"What-fer show is it?" asked Jim Borum.
"Somethin' like a circus on'y 'tain't one," said Anderson. "They don't pertend to have animals."
"Don't carry a menagerie, I see," remarked Gregory.
"'Pears that way," said Anderson, slowly analysing the word.
"I understand it is a stage performance under a tent," volunteered the postmaster.
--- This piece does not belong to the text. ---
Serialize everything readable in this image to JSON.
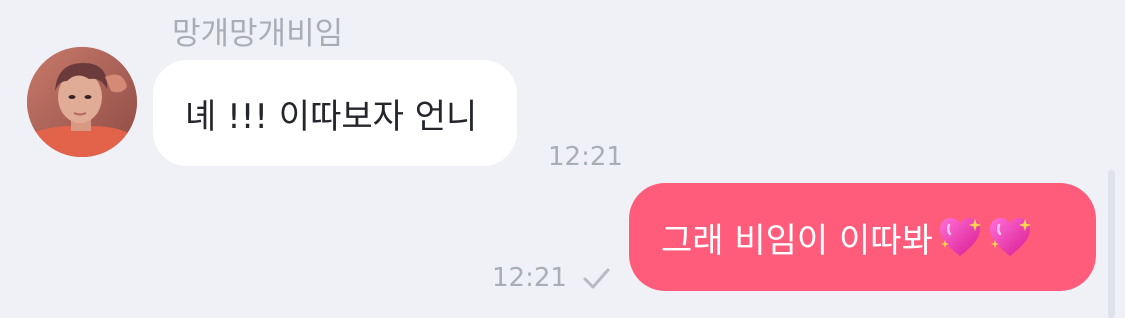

"That's what it is," said Harry Squires, the editor, with a superior air. "They play 'As You Like It,' by Shakespeare. It's a swell show. We got out the hand bills over at the office. They'll be distributed in town to-morrow, and a big batch of them will be sent over to the summer places across the river. The advance agent says it is a high-class performance and will appeal particularly to the rich city people up in the mountains. It's a sort of open-air affair, you know." And then Mr. Squires was obliged to explain to his fellow-townsmen all the known details in connection with the approaching performance of "As You Like It" by the Boothby Company, set for Tinkletown on the following Thursday night. Hapgood's Grove had been selected by the agent as the place in which the performance should be given.
"Don't they give an afternoon show?" asked Mrs. Williams.
"Sure not," said Harry curtly. "It isn't a museum."
"Of course not," added Anderson Crow reflectively. "It's a troupe."
The next morning, bright and early, Mark Riley fared forth with paste and brush. Before noon, the board fences, barns and blank walls of Tinkletown flamed with great red and blue letters, twining in and about the portraits of Shakespeare, Manager Boothby, Rosalind, Orlando, and an extra king or two in royal robes. A dozen small boys spread the hand bills from the Banner presses, and Tinkletown was stirred by the excitement of a sensation that had not been experienced since Forepaugh's circus visited the county seat three years before. It went without saying that Manager Boothby would present "As You Like It" with an "unrivalled cast." He had "an all-star production," direct from "the leading theatres of the universe."